President Obama’s proposal would raise the capital-gains tax, paid on inheritances of money and property, from its current rate of 23.8 percent to 28 percent for high-income tax filers. In addition, the tax plan would close what some tax specialists call the “trust-fund loophole.”
Instead of taxing an asset, like a share of stock, at the price at which it was originally bought, the plan would tax any gains in the stock's value when it is passed to others after the owner’s death. However, the plan would maintain an exemption for assets that are given to charity.
According to the White House, 99 percent of the proposed tax hikes would fall on the top 1 percent of taxpayers, as measured by income. About 80 percent of the increased government revenue would be from higher taxes on the top 0.1 percent, or those with incomes higher than $2-million a year, according to the administration.
Throughout his presidency, President Obama has offered plans in his annual budget proposals to cap the charitable deduction. Mr. Obama did not mention the deduction in his tax-plan synopsis released by the White House over the weekend, but it is likely he will reprise his push to cap the deduction. Those efforts have been fiercely resisted by nonprofits. But his estate-tax and tax-credit proposals will likely get a much different response.

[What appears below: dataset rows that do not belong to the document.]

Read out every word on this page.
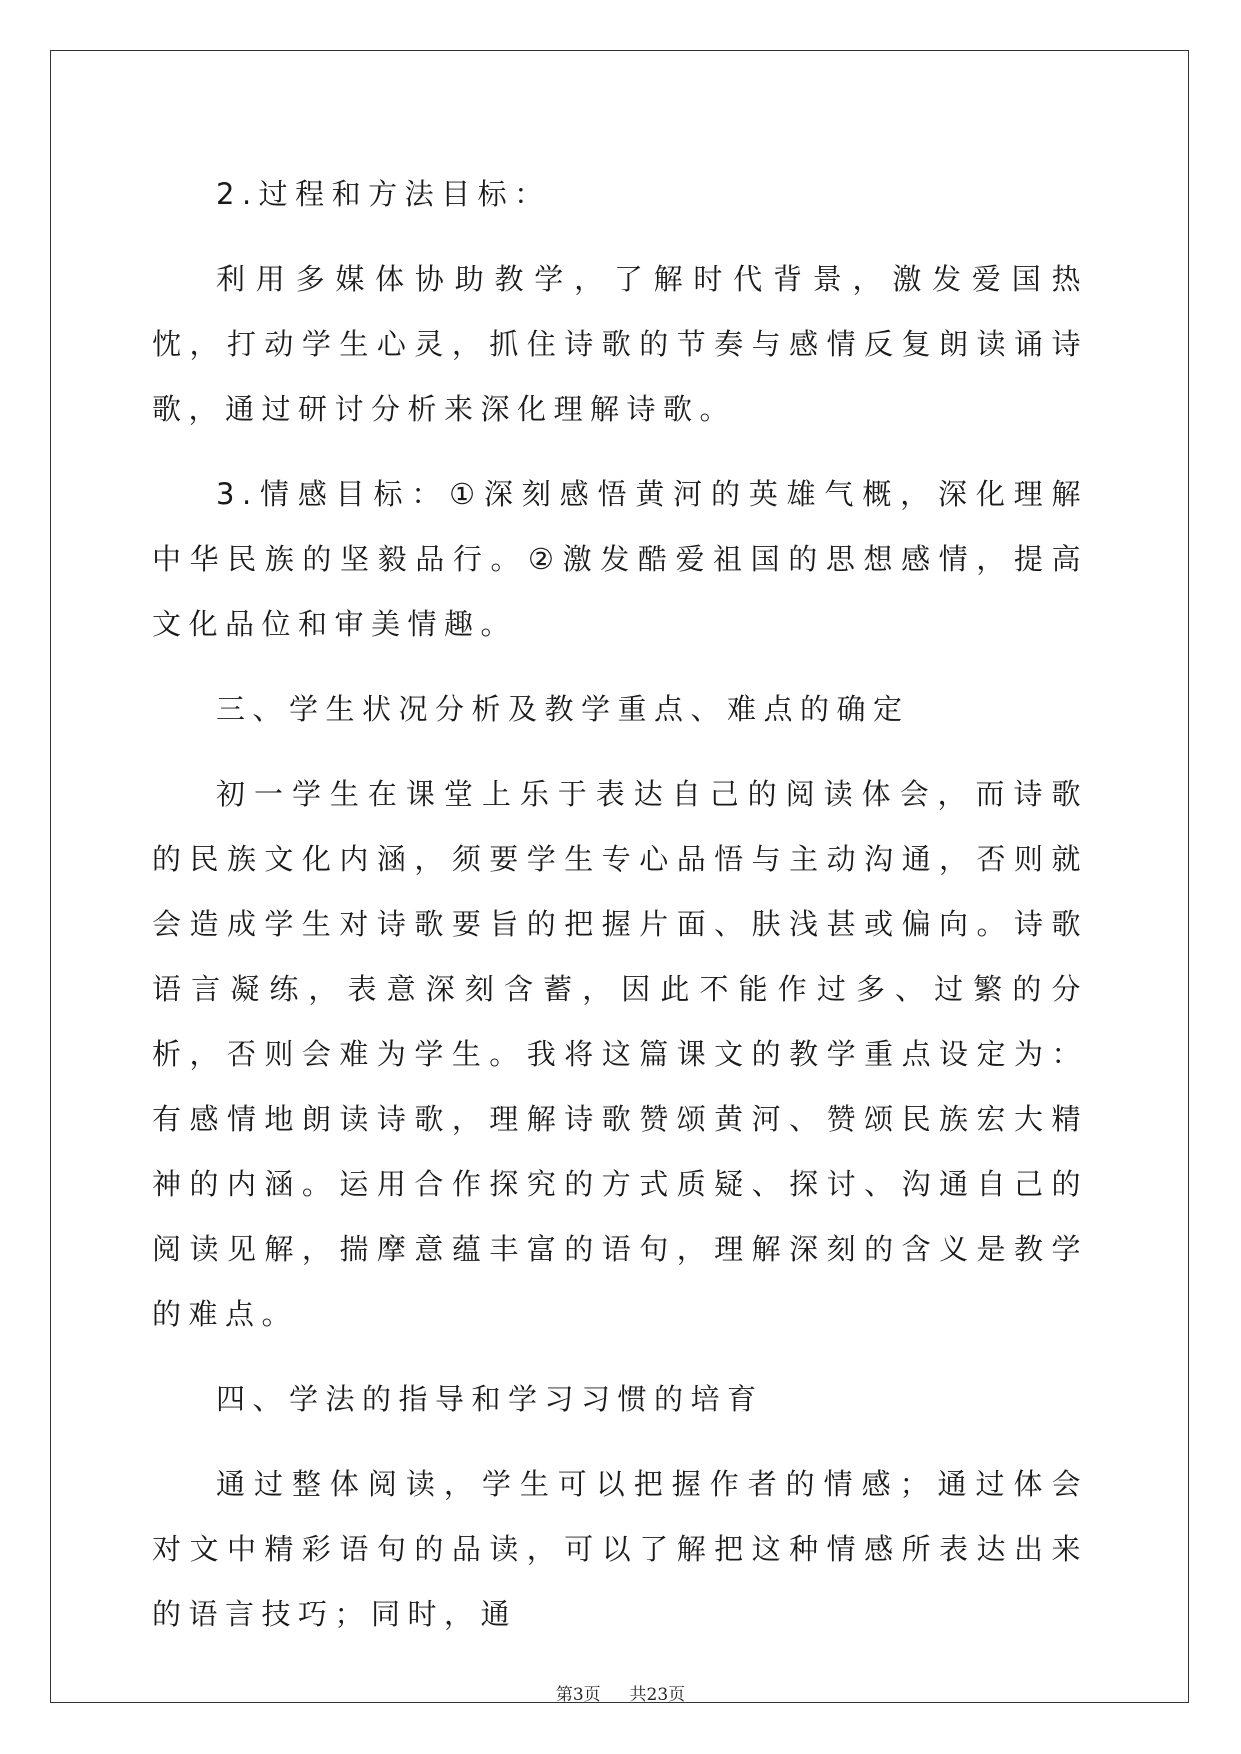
2.过程和方法目标：

利用多媒体协助教学，了解时代背景，激发爱国热忱，打动学生心灵，抓住诗歌的节奏与感情反复朗读诵诗歌，通过研讨分析来深化理解诗歌。

3.情感目标：①深刻感悟黄河的英雄气概，深化理解中华民族的坚毅品行。②激发酷爱祖国的思想感情，提高文化品位和审美情趣。

三、学生状况分析及教学重点、难点的确定

初一学生在课堂上乐于表达自己的阅读体会，而诗歌的民族文化内涵，须要学生专心品悟与主动沟通，否则就会造成学生对诗歌要旨的把握片面、肤浅甚或偏向。诗歌语言凝练，表意深刻含蓄，因此不能作过多、过繁的分析，否则会难为学生。我将这篇课文的教学重点设定为：有感情地朗读诗歌，理解诗歌赞颂黄河、赞颂民族宏大精神的内涵。运用合作探究的方式质疑、探讨、沟通自己的阅读见解，揣摩意蕴丰富的语句，理解深刻的含义是教学的难点。

四、学法的指导和学习习惯的培育

通过整体阅读，学生可以把握作者的情感；通过体会对文中精彩语句的品读，可以了解把这种情感所表达出来的语言技巧；同时，通

第3页 共23页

An estate-tax increase would provide a huge benefit to charities because donations to these groups would become the only easy way to legally avoid capital-gains taxes, according to Len Burman, director of the Tax Policy Center.
Rather than pass assets down to heirs and incur a higher tax levy, more wealthy tax filers will chose to bequeath their assets to charities upon their death, Mr. Burman said.
“The president has locked up the philanthropic sector vote,” he wrote in TaxVox, a blog maintained by the center. “Except, of course, he isn’t running again.”
Steve Taylor, senior vice president for public policy at United Way Worldwide, hopes that by maintaining the exemption for charitable gifts, Mr. Obama is signaling he won’t push for new limits on the charitable tax deduction.
“That carve-out for gifts to charity is a significant indication that the administration understands tax policy can drive charitable donations,” he says.
The tax plan was immediately slammed by Republicans, who control both chambers of Congress, and the likelihood of an agreement between President Obama and GOP lawmakers remains slim, especially on any proposal that would raise tax rates.
Still, Mr. Taylor lauded Obama’s plan to expand tax credits for college payments, child care, and the working poor, saying the White House “took a page right out of the United Way's playbook.”
He predicted those items would be a good sell on Capitol Hill, among both Democrats, who favor a progressive tax code, and Republicans, who have pushed for tax policies that encourage people to work.
“These are the kinds of policies both Democrats and Republicans can rally around,” he says. “When you talk to folks about these things, you might adjust your message accordingly.”
Correction: An earlier version of this article misstated President Obama's long-held position on the charitable deduction, which is that it should be capped.